Figure 5.. DNMT1 is required for YAP1-TEAD-driven HC-to-ICC transformation.

(A) Representative IHC showing DNMT1 induction in Akt-NICD-transfected HCs in the early stage of HC-to-BEC conversion at 2w post-injection. (B) Experimental design illustrating 5-Azacytidine treatment, plasmids used for HDTVI, mice used in study and time-points analyzed. Representative IHC of WT (C) or Sox9KO (D) livers showing Akt-NICD-transfected cells. (E) Yap1KO livers showing Yap1-deleted Akt-NICD-transfected cells with imperfect HC-to-biliary reprogramming (blue-dashed lines). 5-Azacytidine-treated (F), Dnmt1-silenced (G) or TEAD-inhibited livers (H) showing defective HC-to-BEC reprogramming. Akt-NICD-transfected cells (black- or red-dashed lines). Red arrows point to Akt-HA transduced cells. Black arrows point to Akt-HA transduced cells in DN-TEAD livers. Scale bars:100 μm.
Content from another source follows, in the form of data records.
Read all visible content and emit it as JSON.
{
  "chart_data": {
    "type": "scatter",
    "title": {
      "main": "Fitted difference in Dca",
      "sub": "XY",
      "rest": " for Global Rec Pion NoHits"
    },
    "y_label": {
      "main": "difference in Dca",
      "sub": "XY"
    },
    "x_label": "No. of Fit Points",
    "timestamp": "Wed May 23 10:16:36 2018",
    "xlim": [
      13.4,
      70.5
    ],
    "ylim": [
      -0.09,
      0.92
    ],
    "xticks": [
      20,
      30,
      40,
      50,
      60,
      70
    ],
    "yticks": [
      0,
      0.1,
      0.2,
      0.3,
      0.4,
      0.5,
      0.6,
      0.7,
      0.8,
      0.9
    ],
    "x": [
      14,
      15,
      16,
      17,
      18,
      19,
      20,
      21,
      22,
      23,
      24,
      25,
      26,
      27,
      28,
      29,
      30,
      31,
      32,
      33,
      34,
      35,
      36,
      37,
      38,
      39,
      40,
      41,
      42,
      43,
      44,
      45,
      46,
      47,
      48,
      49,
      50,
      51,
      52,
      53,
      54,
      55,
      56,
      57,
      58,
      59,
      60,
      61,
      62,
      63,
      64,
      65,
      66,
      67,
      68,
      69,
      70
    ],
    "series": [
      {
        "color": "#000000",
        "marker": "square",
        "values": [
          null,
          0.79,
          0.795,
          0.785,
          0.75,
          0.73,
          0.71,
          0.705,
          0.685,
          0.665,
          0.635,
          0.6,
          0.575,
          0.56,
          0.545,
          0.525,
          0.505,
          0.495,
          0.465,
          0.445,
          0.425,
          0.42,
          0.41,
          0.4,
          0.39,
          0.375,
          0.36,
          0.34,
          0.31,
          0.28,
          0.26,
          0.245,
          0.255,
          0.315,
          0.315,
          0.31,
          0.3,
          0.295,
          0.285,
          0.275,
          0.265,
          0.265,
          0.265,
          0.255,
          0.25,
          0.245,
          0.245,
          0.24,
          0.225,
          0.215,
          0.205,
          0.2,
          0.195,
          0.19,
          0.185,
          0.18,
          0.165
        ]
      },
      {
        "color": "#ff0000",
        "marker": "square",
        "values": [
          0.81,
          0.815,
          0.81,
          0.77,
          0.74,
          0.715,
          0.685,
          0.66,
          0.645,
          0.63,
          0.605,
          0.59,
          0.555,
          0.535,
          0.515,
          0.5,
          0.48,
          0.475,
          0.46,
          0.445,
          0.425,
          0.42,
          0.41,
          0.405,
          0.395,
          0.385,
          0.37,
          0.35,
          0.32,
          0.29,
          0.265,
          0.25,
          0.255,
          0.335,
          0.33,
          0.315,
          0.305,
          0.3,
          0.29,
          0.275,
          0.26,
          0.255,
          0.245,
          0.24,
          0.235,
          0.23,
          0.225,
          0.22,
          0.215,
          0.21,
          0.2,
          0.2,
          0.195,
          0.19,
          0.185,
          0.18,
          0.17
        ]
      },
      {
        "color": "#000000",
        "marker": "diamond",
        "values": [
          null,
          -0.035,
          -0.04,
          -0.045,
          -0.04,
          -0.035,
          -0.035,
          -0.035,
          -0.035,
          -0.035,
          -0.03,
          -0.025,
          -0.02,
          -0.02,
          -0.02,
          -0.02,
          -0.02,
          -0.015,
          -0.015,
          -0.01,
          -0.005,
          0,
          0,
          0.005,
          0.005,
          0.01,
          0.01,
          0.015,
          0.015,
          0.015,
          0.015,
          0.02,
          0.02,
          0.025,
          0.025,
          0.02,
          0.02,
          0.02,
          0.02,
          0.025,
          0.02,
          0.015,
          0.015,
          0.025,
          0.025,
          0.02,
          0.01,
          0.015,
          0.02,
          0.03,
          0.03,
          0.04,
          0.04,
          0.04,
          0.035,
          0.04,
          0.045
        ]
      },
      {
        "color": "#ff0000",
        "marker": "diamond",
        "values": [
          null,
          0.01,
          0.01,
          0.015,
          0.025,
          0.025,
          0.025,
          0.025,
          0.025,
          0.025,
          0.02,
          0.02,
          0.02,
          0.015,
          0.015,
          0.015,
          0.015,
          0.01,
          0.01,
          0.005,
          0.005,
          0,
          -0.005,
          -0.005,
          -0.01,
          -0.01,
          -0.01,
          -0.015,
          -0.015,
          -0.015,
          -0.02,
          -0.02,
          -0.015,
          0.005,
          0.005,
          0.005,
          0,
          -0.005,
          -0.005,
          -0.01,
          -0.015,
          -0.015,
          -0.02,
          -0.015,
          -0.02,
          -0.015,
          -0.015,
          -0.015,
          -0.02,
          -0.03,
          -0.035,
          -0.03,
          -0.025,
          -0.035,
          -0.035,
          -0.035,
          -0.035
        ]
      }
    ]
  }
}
Figure 6:. Pharmacologic DNMT1 inhibition switches the fate of Akt-YAP1-transduced hepatocytes from mixed ICC/HCC to HCC at the expense of ICC.

(A) Experimental design illustrating 5-Azacytidine treatment, plasmids used for HDTVI, mice used in study and time-points analyzed. (B) Representative gross images show comparable Akt-YAP1 tumor development between Vehicle or 5-Azacytidine-treated livers at 3w post-injection (C) LW/BW ratio depicts comparable tumor burden in Vehicle or 5-Azacytidine-treated animals at 3w. (D) Representative tiled image of HA-tag (AKT) and SOX9 staining in ICC nodules of the mixed ICC/HCC lesions in vehicle- or 5-Azacytidine-treated livers. (E) Representative IHC images of 3w vehicle-treated livers bearing Akt-YAP1-driven ICC component and HCC positive for HNF4α. In 5-Azacytidine-treated livers, no ICC but only HCC was detected.

Figure 7.. NICD-YAP1/TEAD-DNMT1 axis drives HC-to-ICC transformation.

(A) Experimental design illustrating 5-Azacytidine treatment, plasmids used for HDTVI, mice used in study and time-points analyzed. (B) Representative gross images from Akt-NICD control, 5-Azacytidine-treated or DN-TEAD injected livers at 5w. (C) LW/BW ratio depicts comparable low tumor burden in 5-Azacytidine-treated, DN-TEAD and DN-TEAD-Dnmt1 co-injected animals at 5w. (D) Representative tiled image of HA-tag (AKT) staining showing near-complete abrogation of tumor by TEAD repression whereas widespread cystic ICC nodules were detected in Dnmt1 re-expressed livers. (E) IHC of squared region (D panel) showing HA-tag⁺;V5-tag (DNMT1)⁺;endogenous DNMT1⁺ ICC nodules in Dnmt1 re-expressed liver (bottom). Few tumor nodules observed in Akt-NICD; DN-TEAD were V5-tag⁻ but positive for HA-tag and endogenous DNMT1 (top). Representative gross images (F) and LW/BW (G) ratio from Akt-Dnmt1-injected group shows tumor burden within entire liver lobes while no gross tumor nodule was observed in Dnmt1-Empty-injected livers. (H) Enrichment of DNMT1 ChIP-Seq binding within +/− 2.5kb from transcription start site (TSS) region. (I) Annotation of 2,174 DNMT1 ChIP-Seq peaks relative to Ref Seq transcript annotations showing robust enrichment in promoter region. (J) Venn diagrams showing the overlap of DNMT1 binding (ChIP-seq) and decreased RNA expression (RNA-seq) in Akt-NICD-ICC. (K) IPA-URA analysis results displaying top 20 predicted upstream transcriptional regulators for 169 genes shown in (J). (L) Visualization of DNMT1 ChIP-Seq peaks in correlation with transcripts mapping to representative genes within each regulatory group.